Public health professionals tend to have a deep understanding of how health and life expectancy are shaped by external forces – and not merely genetics or luck of the draw. External forces such as air and water quality, the presence or absence of marketing and healthful or harmful consumer products, the walkability and bikeability of a community, differential investment in schools, housing, and neighborhoods across communities, preventative health services, vaccines, stable employment, systems of racism and other forms of discrimination, differential access to resources and power, and more all influence health at the individual and population level. Improving these conditions is a responsibility that falls to government at the local, county, state, tribal, and federal levels.
Public health professionals that want to put their ideas into action are moving increasingly to using public policy to impact public health – and it’s working. But while policy is seen as a cornerstone of public health, advocacy is still unchartered territory with few graduate programs offering practical coursework in the art, science, and sport of advocacy. So what’s the difference between policy and advocacy? Policy is the thing – the idea the law, the funding, the intervention put into place by government. Advocacy is the process by which we get government to make that change. Advocacy work is often messy, emotional, time-intensive, illogical, and intensely human. Relationships between people, lawmakers, community members, experts, the media, philanthropy, nonprofits and the private sector are all in the mix at any point in time. Relationships are at the heart of advocacy.
When public health professionals adopt advocacy one of their primary vehicles for improving public health, the results are dramatic and long-lasting. Just think of the ways smoking rates began to plummet once we moved from educating the public about the dangers of smoking to passing policies that raised the prices of tobacco products, ended smoking in workplaces, and limited and enforced where, how, and to whom tobacco products can be sold. By changing the environment in which we live, we change public health. This Playbook does more than give you an understanding of advocacy as a powerful force for better public health, it gives you the tools and strategies to master it for yourself!
Most likely, you have some idea of the kind of law you would like to pass. Maybe you want to prevent the sale of weight-loss supplements and muscle-building supplements to kids. Maybe you want to create incentives to get businesses to end the practice of digitally distorting photographs to alter body shape, size, or skin shade. Or maybe you have something different in mind. Whatever kind of policy change you are seeking, this Playbook will help you map out a winning plan.
State-Specific Economic Costs of Eating Disorders
Before jumping in, we wanted to level-set by offering some definitions that we will be using throughout the Playbook. You’ll see that we refer to the term “body confidence” throughout. We chose this affirmative description for the sake of consistency, but recognize that there are other terms that may work better for you and your campaign.
The language changes from time to time and different regions may prefer different terms. Please adjust your messaging to reflect the terms that best fit your campaign.

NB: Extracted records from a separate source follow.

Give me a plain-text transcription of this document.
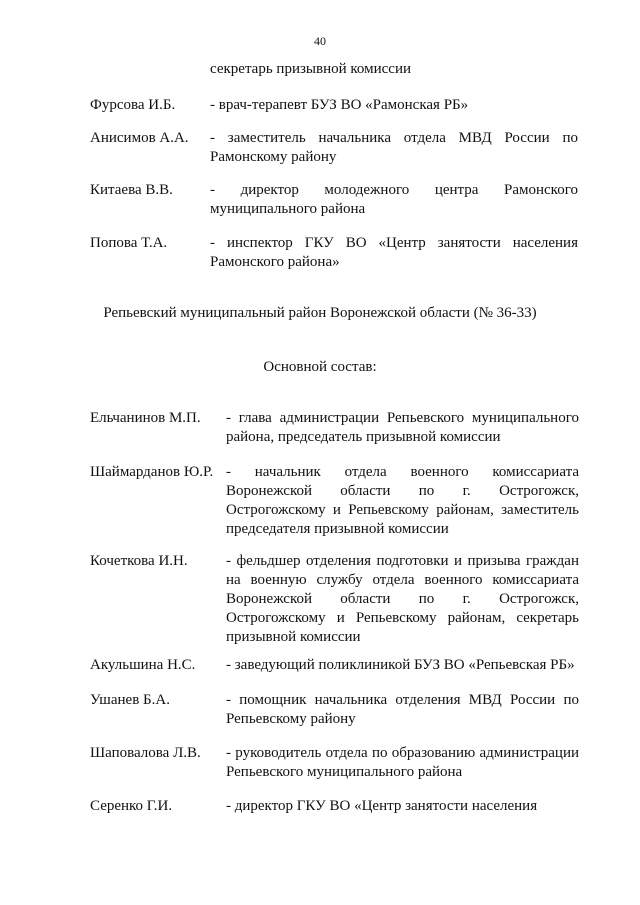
40
секретарь призывной комиссии
Фурсова И.Б. - врач-терапевт БУЗ ВО «Рамонская РБ»
Анисимов А.А. - заместитель начальника отдела МВД России по Рамонскому району
Китаева В.В. - директор молодежного центра Рамонского муниципального района
Попова Т.А.	- инспектор ГКУ ВО «Центр занятости населения Рамонского района»
Репьевский муниципальный район Воронежской области (№ 36-33)
Основной состав:
Ельчанинов М.П. - глава администрации Репьевского муниципального района, председатель призывной комиссии
Шаймарданов Ю.Р. - начальник отдела военного комиссариата Воронежской области по г. Острогожск, Острогожскому и Репьевскому районам, заместитель председателя призывной комиссии
Кочеткова И.Н.	- фельдшер отделения подготовки и призыва граждан на военную службу отдела военного комиссариата Воронежской области по г. Острогожск, Острогожскому и Репьевскому районам, секретарь призывной комиссии
Акульшина Н.С. - заведующий поликлиникой БУЗ ВО «Репьевская РБ»
Ушанев Б.А.	- помощник начальника отделения МВД России по Репьевскому району
Шаповалова Л.В. - руководитель отдела по образованию администрации Репьевского муниципального района
Серенко Г.И.	- директор ГКУ ВО «Центр занятости населения
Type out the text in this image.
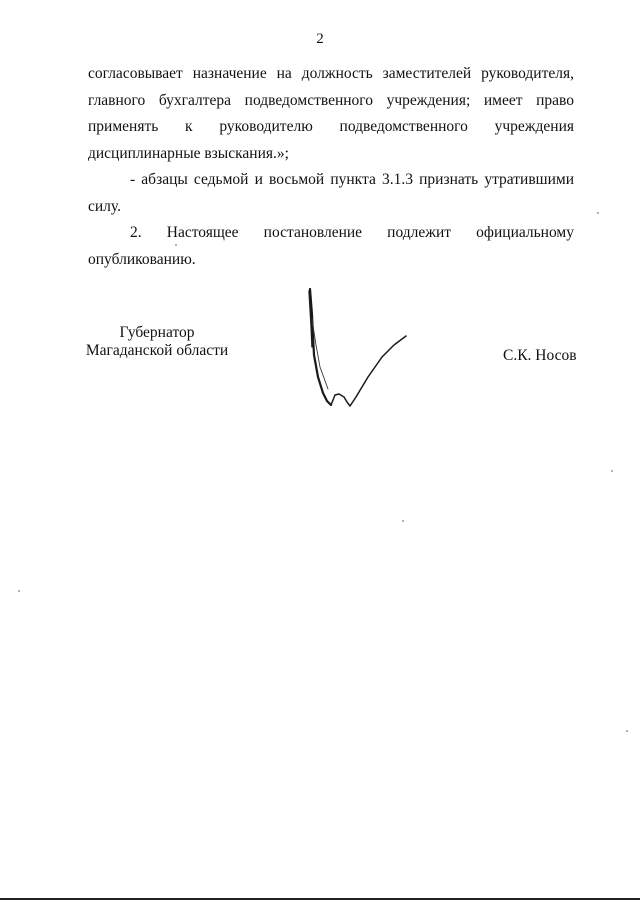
2

согласовывает назначение на должность заместителей руководителя, главного бухгалтера подведомственного учреждения; имеет право применять к руководителю подведомственного учреждения дисциплинарные взыскания.»;

- абзацы седьмой и восьмой пункта 3.1.3 признать утратившими силу.

2. Настоящее постановление подлежит официальному опубликованию.

Губернатор
Магаданской области	С.К. Носов
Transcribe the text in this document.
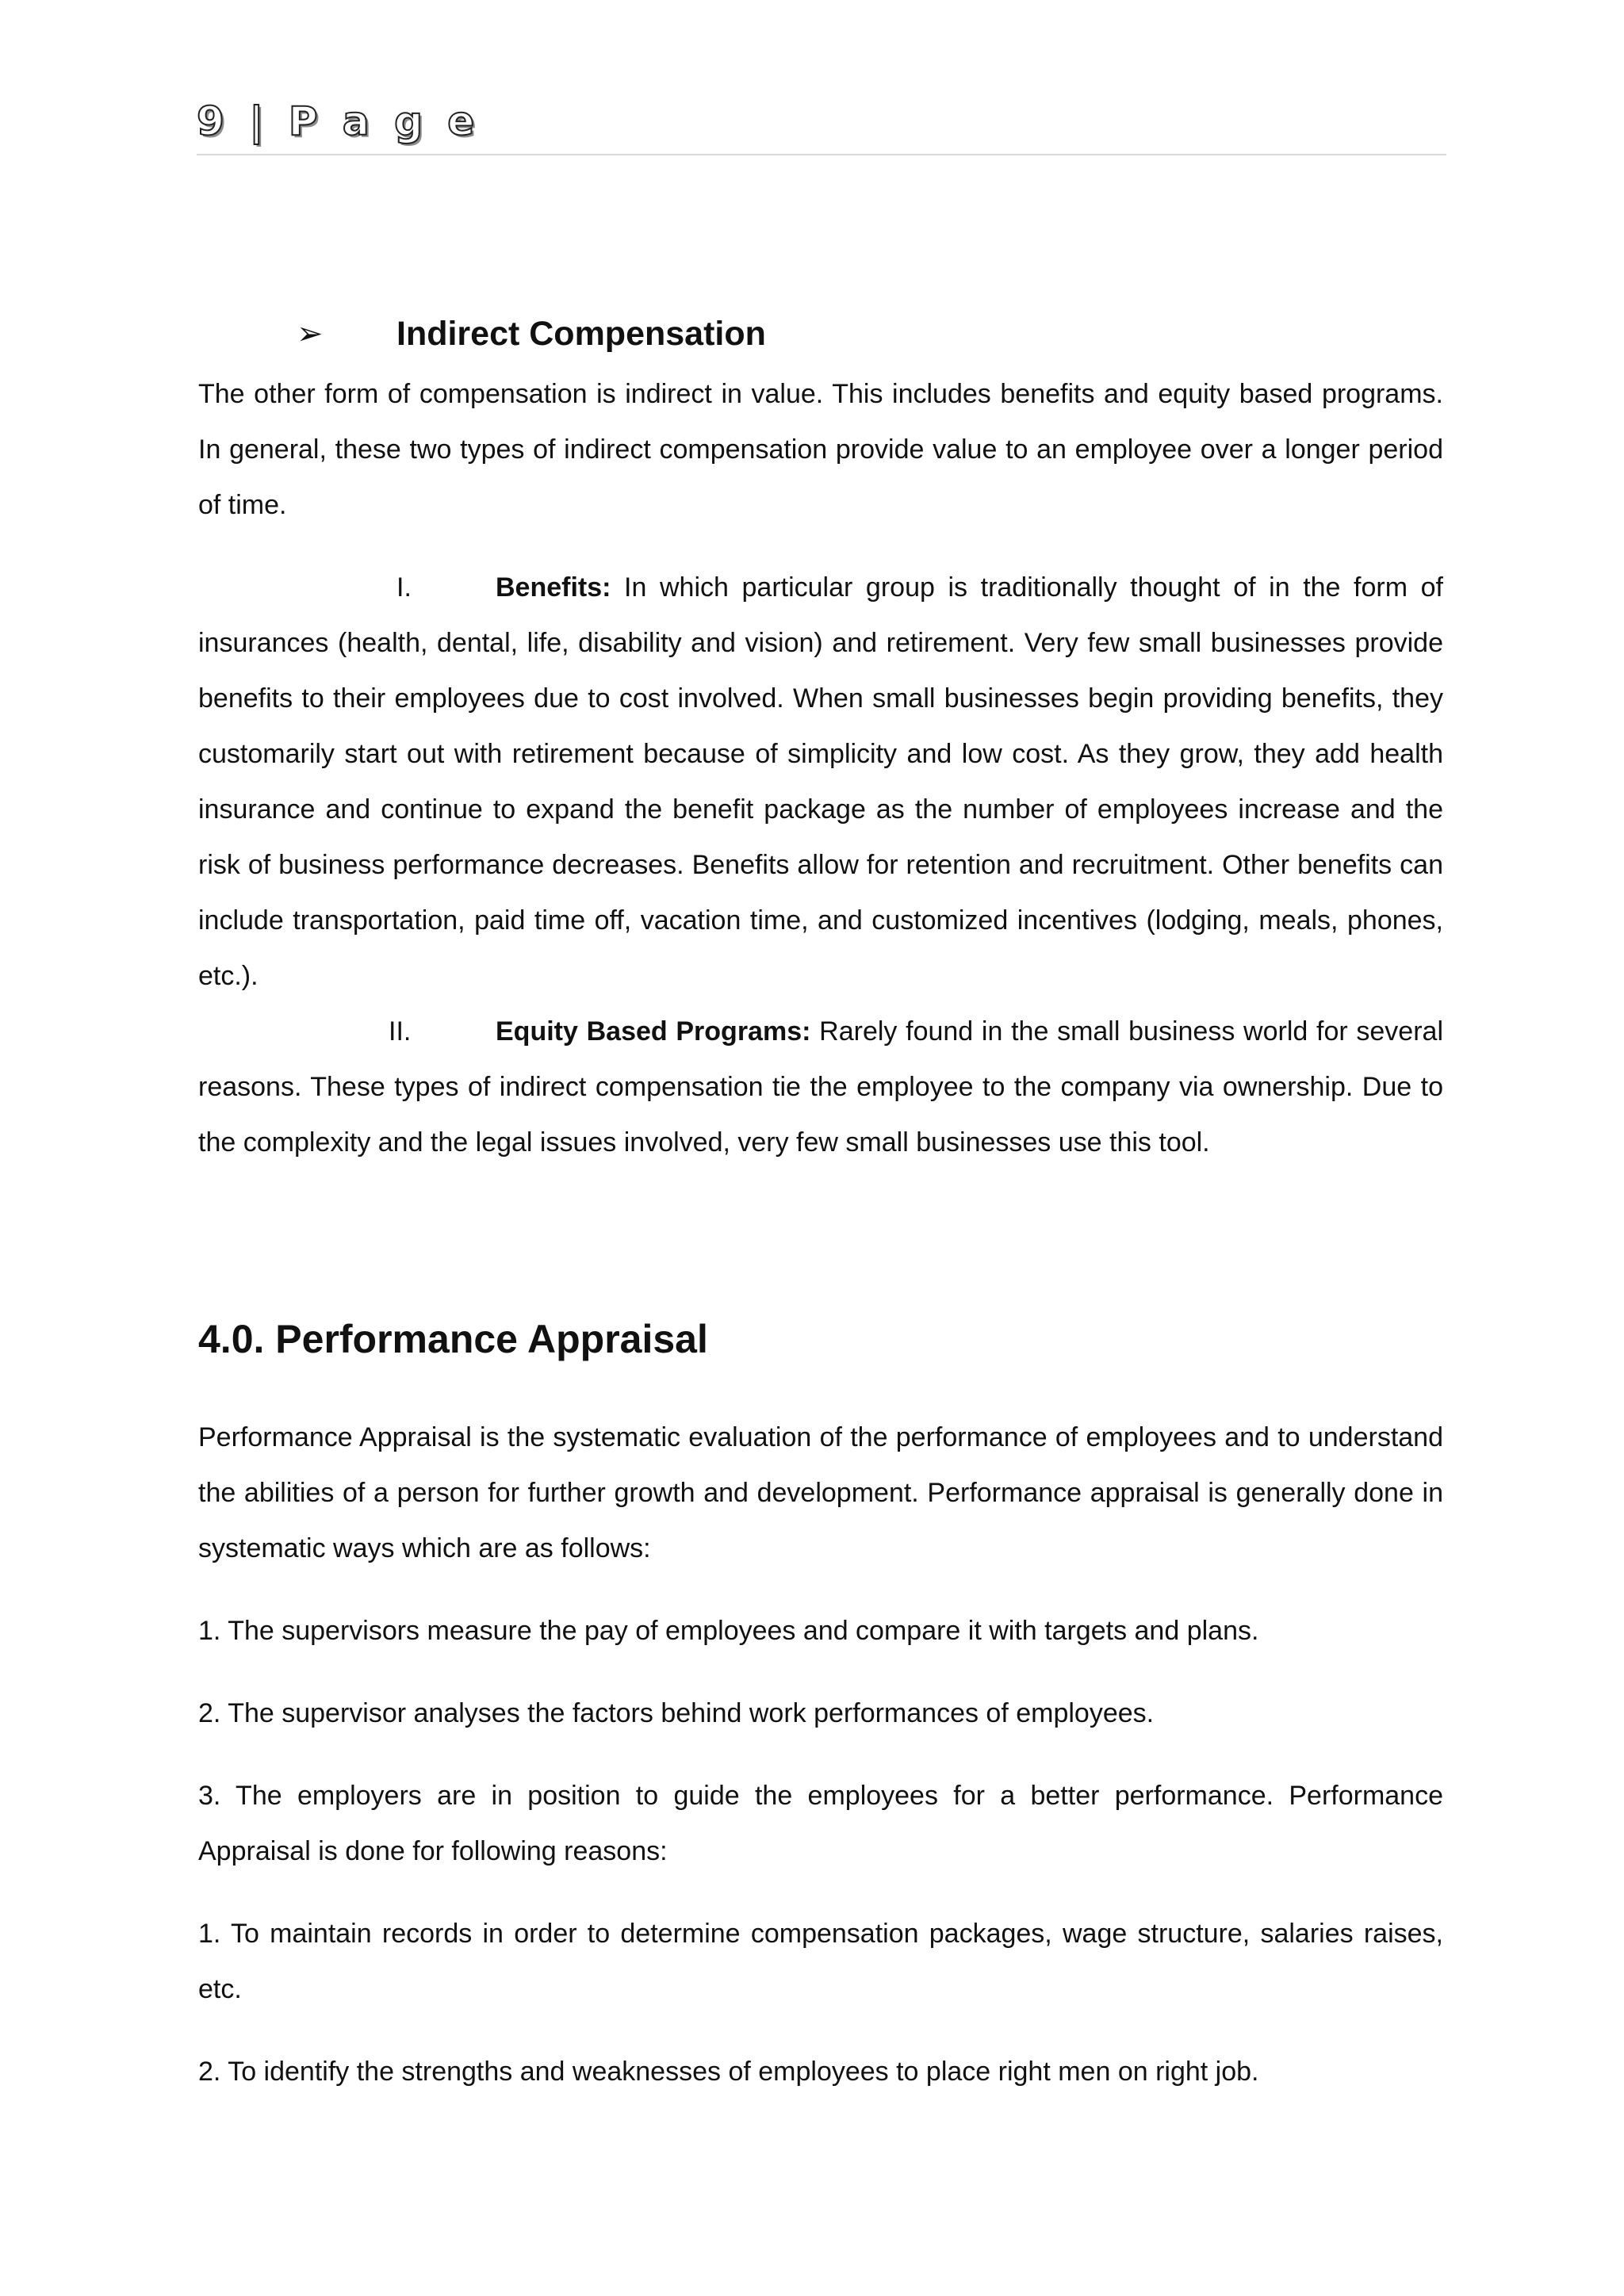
9 | P a g e
➢ Indirect Compensation

The other form of compensation is indirect in value. This includes benefits and equity based programs. In general, these two types of indirect compensation provide value to an employee over a longer period of time.

I.	Benefits: In which particular group is traditionally thought of in the form of insurances (health, dental, life, disability and vision) and retirement. Very few small businesses provide benefits to their employees due to cost involved. When small businesses begin providing benefits, they customarily start out with retirement because of simplicity and low cost. As they grow, they add health insurance and continue to expand the benefit package as the number of employees increase and the risk of business performance decreases. Benefits allow for retention and recruitment. Other benefits can include transportation, paid time off, vacation time, and customized incentives (lodging, meals, phones, etc.).

II.	Equity Based Programs: Rarely found in the small business world for several reasons. These types of indirect compensation tie the employee to the company via ownership. Due to the complexity and the legal issues involved, very few small businesses use this tool.

4.0. Performance Appraisal

Performance Appraisal is the systematic evaluation of the performance of employees and to understand the abilities of a person for further growth and development. Performance appraisal is generally done in systematic ways which are as follows:

1. The supervisors measure the pay of employees and compare it with targets and plans.

2. The supervisor analyses the factors behind work performances of employees.

3. The employers are in position to guide the employees for a better performance. Performance Appraisal is done for following reasons:

1. To maintain records in order to determine compensation packages, wage structure, salaries raises, etc.

2. To identify the strengths and weaknesses of employees to place right men on right job.
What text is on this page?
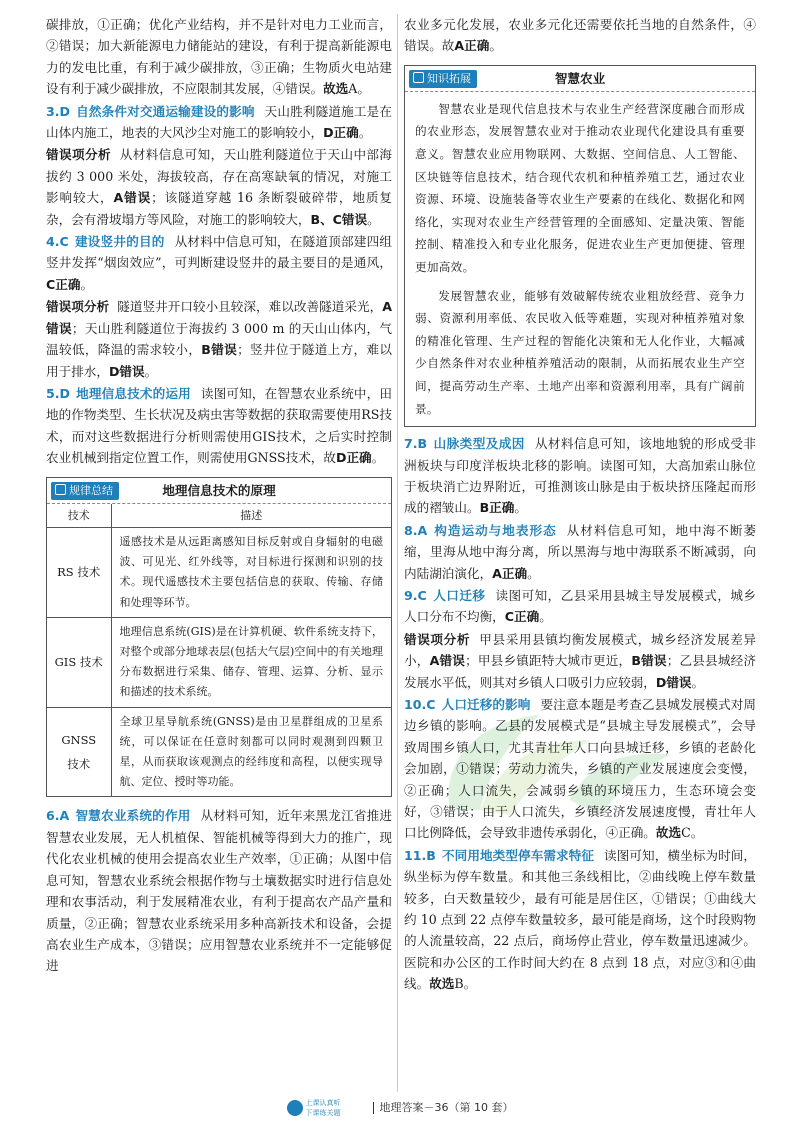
碳排放，①正确；优化产业结构，并不是针对电力工业而言，②错误；加大新能源电力储能站的建设，有利于提高新能源电力的发电比重，有利于减少碳排放，③正确；生物质火电站建设有利于减少碳排放，不应限制其发展，④错误。故选A。
3.D 自然条件对交通运输建设的影响 天山胜利隧道施工是在山体内施工，地表的大风沙尘对施工的影响较小，D正确。
错误项分析 从材料信息可知，天山胜利隧道位于天山中部海拔约 3 000 米处，海拔较高，存在高寒缺氧的情况，对施工影响较大，A错误；该隧道穿越 16 条断裂破碎带，地质复杂，会有滑坡塌方等风险，对施工的影响较大，B、C错误。
4.C 建设竖井的目的 从材料中信息可知，在隧道顶部建四组竖井发挥“烟囱效应”，可判断建设竖井的最主要目的是通风，C正确。
错误项分析 隧道竖井开口较小且较深，难以改善隧道采光，A错误；天山胜利隧道位于海拔约 3 000 m 的天山山体内，气温较低，降温的需求较小，B错误；竖井位于隧道上方，难以用于排水，D错误。
5.D 地理信息技术的运用 读图可知，在智慧农业系统中，田地的作物类型、生长状况及病虫害等数据的获取需要使用RS技术，而对这些数据进行分析则需使用GIS技术，之后实时控制农业机械到指定位置工作，则需使用GNSS技术，故D正确。
规律总结	地理信息技术的原理
技术	描述
RS 技术	遥感技术是从远距离感知目标反射或自身辐射的电磁波、可见光、红外线等，对目标进行探测和识别的技术。现代遥感技术主要包括信息的获取、传输、存储和处理等环节。
GIS 技术	地理信息系统(GIS)是在计算机硬、软件系统支持下，对整个或部分地球表层(包括大气层)空间中的有关地理分布数据进行采集、储存、管理、运算、分析、显示和描述的技术系统。
GNSS
技术	全球卫星导航系统(GNSS)是由卫星群组成的卫星系统，可以保证在任意时刻都可以同时观测到四颗卫星，从而获取该观测点的经纬度和高程，以便实现导航、定位、授时等功能。
6.A 智慧农业系统的作用 从材料可知，近年来黑龙江省推进智慧农业发展，无人机植保、智能机械等得到大力的推广，现代化农业机械的使用会提高农业生产效率，①正确；从图中信息可知，智慧农业系统会根据作物与土壤数据实时进行信息处理和农事活动，利于发展精准农业，有利于提高农产品产量和质量，②正确；智慧农业系统采用多种高新技术和设备，会提高农业生产成本，③错误；应用智慧农业系统并不一定能够促进
农业多元化发展，农业多元化还需要依托当地的自然条件，④错误。故A正确。
知识拓展	智慧农业
智慧农业是现代信息技术与农业生产经营深度融合而形成的农业形态，发展智慧农业对于推动农业现代化建设具有重要意义。智慧农业应用物联网、大数据、空间信息、人工智能、区块链等信息技术，结合现代农机和种植养殖工艺，通过农业资源、环境、设施装备等农业生产要素的在线化、数据化和网络化，实现对农业生产经营管理的全面感知、定量决策、智能控制、精准投入和专业化服务，促进农业生产更加便捷、管理更加高效。
发展智慧农业，能够有效破解传统农业粗放经营、竞争力弱、资源利用率低、农民收入低等难题，实现对种植养殖对象的精准化管理、生产过程的智能化决策和无人化作业，大幅减少自然条件对农业种植养殖活动的限制，从而拓展农业生产空间，提高劳动生产率、土地产出率和资源利用率，具有广阔前景。
7.B 山脉类型及成因 从材料信息可知，该地地貌的形成受非洲板块与印度洋板块北移的影响。读图可知，大高加索山脉位于板块消亡边界附近，可推测该山脉是由于板块挤压隆起而形成的褶皱山。B正确。
8.A 构造运动与地表形态 从材料信息可知，地中海不断萎缩，里海从地中海分离，所以黑海与地中海联系不断减弱，向内陆湖泊演化，A正确。
9.C 人口迁移 读图可知，乙县采用县城主导发展模式，城乡人口分布不均衡，C正确。
错误项分析 甲县采用县镇均衡发展模式，城乡经济发展差异小，A错误；甲县乡镇距特大城市更近，B错误；乙县县城经济发展水平低，则其对乡镇人口吸引力应较弱，D错误。
10.C 人口迁移的影响 要注意本题是考查乙县城发展模式对周边乡镇的影响。乙县的发展模式是“县城主导发展模式”，会导致周围乡镇人口，尤其青壮年人口向县城迁移，乡镇的老龄化会加剧，①错误；劳动力流失，乡镇的产业发展速度会变慢，②正确；人口流失，会减弱乡镇的环境压力，生态环境会变好，③错误；由于人口流失，乡镇经济发展速度慢，青壮年人口比例降低，会导致非遗传承弱化，④正确。故选C。
11.B 不同用地类型停车需求特征 读图可知，横坐标为时间，纵坐标为停车数量。和其他三条线相比，②曲线晚上停车数量较多，白天数量较少，最有可能是居住区，①错误；①曲线大约 10 点到 22 点停车数量较多，最可能是商场，这个时段购物的人流量较高，22 点后，商场停止营业，停车数量迅速减少。医院和办公区的工作时间大约在 8 点到 18 点，对应③和④曲线。故选B。
上课认真听
下课练关题	地理答案－36（第 10 套）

See our Glossary of Terms.
If changing a state or local law sounds like a lot of work, it is, but it is not impossible. The impact that policy change can have on people’s lives is incredible! Successful advocacy efforts rely on the combination of time-tested practices that together can convince lawmakers to support your proposed policy change.
At STRIPED, we used the Power Prism® advocacy framework and we have included many of the Power Prism® tools and guidance into this playbook with enthusiastic support from its creators at My Power People LLC. The Power Prism® is a step-by-step plan that will help you recognize and act on opportunities to build momentum in a campaign for change.